Postdoctoral researcher

Sebastian Hellmann is a postdoctoral researcher at the Chair of Behavioral Research Methods at the TUM School of Management.

Between 2020 and 2024, he worked as a research assistant and PhD student at the Chair of General Psychology II at the KU Eichstätt. During his Ph.D., he investigated the experience of confidence in perceptual decisions. He developed computational, mathematical models to describe the relationship between stimulus properties, reaction times, and the feeling of confidence.

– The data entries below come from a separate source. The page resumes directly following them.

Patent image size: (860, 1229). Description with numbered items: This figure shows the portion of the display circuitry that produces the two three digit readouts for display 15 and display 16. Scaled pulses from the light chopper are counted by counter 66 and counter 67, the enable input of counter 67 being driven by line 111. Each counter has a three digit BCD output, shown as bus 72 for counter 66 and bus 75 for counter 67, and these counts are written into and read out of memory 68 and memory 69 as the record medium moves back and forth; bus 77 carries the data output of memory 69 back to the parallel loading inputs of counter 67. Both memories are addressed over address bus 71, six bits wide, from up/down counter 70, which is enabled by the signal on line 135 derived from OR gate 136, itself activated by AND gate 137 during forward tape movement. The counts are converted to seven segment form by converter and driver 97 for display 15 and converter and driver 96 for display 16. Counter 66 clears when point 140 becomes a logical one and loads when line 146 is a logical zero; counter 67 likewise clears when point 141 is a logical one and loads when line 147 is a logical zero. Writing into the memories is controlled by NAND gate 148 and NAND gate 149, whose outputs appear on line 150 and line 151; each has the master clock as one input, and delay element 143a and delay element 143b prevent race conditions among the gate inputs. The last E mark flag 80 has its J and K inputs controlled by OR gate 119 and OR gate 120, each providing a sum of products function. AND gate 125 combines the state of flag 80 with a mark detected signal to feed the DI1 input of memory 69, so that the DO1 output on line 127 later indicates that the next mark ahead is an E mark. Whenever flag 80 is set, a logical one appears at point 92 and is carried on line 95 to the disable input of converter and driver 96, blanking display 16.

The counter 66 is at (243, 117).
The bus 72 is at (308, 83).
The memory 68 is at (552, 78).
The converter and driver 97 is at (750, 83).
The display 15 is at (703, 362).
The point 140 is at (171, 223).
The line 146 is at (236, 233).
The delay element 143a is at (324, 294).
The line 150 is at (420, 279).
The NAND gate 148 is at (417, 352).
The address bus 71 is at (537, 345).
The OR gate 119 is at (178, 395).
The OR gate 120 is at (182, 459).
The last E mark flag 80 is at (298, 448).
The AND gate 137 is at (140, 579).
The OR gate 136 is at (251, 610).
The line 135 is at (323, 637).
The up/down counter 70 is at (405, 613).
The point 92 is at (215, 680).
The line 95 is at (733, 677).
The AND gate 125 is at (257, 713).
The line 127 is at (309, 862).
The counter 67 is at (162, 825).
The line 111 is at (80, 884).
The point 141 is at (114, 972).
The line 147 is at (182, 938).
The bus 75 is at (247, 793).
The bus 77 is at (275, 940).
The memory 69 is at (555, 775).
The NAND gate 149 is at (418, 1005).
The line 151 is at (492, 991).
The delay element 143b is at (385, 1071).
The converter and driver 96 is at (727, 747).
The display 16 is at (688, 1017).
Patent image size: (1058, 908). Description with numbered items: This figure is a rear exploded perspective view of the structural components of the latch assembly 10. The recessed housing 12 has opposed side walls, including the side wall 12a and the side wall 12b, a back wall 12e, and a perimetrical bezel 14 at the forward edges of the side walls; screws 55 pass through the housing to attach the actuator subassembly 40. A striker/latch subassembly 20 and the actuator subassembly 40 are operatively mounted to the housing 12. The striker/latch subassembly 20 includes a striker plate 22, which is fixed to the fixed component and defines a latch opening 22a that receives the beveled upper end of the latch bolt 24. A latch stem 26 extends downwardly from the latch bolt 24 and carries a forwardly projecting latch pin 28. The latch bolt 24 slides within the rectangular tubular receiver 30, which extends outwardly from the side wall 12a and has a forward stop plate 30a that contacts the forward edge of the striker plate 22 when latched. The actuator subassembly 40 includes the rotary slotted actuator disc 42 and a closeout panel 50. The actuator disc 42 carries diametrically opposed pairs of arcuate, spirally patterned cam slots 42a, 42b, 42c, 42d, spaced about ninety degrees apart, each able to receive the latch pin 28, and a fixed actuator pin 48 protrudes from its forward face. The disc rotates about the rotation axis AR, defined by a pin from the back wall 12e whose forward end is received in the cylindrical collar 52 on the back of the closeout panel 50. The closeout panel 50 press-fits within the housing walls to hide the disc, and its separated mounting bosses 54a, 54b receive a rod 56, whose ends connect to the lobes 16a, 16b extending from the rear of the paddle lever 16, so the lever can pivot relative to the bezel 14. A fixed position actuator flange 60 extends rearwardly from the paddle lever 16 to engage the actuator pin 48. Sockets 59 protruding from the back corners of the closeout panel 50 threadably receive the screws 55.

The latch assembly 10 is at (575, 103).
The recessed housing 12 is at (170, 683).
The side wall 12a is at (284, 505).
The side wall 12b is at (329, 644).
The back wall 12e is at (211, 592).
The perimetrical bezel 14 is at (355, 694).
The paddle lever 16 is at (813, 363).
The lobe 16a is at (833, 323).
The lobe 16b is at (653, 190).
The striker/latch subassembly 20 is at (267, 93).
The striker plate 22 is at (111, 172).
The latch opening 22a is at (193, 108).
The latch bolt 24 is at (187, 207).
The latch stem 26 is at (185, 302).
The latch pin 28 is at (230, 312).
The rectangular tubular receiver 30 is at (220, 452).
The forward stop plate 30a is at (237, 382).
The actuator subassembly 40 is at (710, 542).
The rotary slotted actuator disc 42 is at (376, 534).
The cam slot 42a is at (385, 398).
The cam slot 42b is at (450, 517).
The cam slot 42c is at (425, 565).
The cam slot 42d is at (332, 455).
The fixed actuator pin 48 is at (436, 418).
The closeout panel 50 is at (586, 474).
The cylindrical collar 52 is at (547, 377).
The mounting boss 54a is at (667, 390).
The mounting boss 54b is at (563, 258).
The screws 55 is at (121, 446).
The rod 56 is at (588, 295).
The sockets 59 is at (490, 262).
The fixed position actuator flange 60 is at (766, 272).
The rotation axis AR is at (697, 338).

Sebastian studied mathematics and school psychology at the Catholic University of Eichstätt-Ingolstadt and earned a Master of Science in Mathematics from the University of Göttingen. Between 2020 and 2024, he worked as a research assistant at the Chair of General Psychology II at the KU Eichstätt.

Selected Publications

Hellmann, S., Zehetleitner, M., & Rausch, M. (2023). Simultaneous modeling of choice, confidence, and response time in visual perception. Psychological Review. Advance online publication. Accepted manuscript, Full material 

 

Rausch, M., Hellmann, S., & Zehetleitner, M. (2021). Modelling visibility judgments using models of decision confidence. Attention, Perception, and Psychophysics, 83(8), 3311-3336. Full text, Full material

Rausch, M., Hellmann, S., & Zehetleitner, M. (2018). Confidence in masked orientation discrimination decisions is informed by both evidence and visibility. Attention, Perception, & Psychophysics, 80, 134-155. doi: 10.3758/s13414-017-1431-5 Full text, Full material.

Software

Hellmann, S., Rausch, M. (2022). dynConfiR: Dynamic Models for Confidence and Response Time Distributions. R package version 0.0.3, https://CRAN.R-project.org/package=dynConfiR. (see on GitHub)

 

Rausch, M., Hellmann, S. (2023). statConfR: Models of Decision Confidence and Metacognition. R package version 0.0.1, https://CRAN.R-project.org/package=statConfR. (see on GitHub)

Teaching at TUM

Applied statistics in R is a Master's course in which students learn about advanced statistical techniques (e.g. nonlinear and logistic regression, penalized regression, and time series analysis) for different research questions.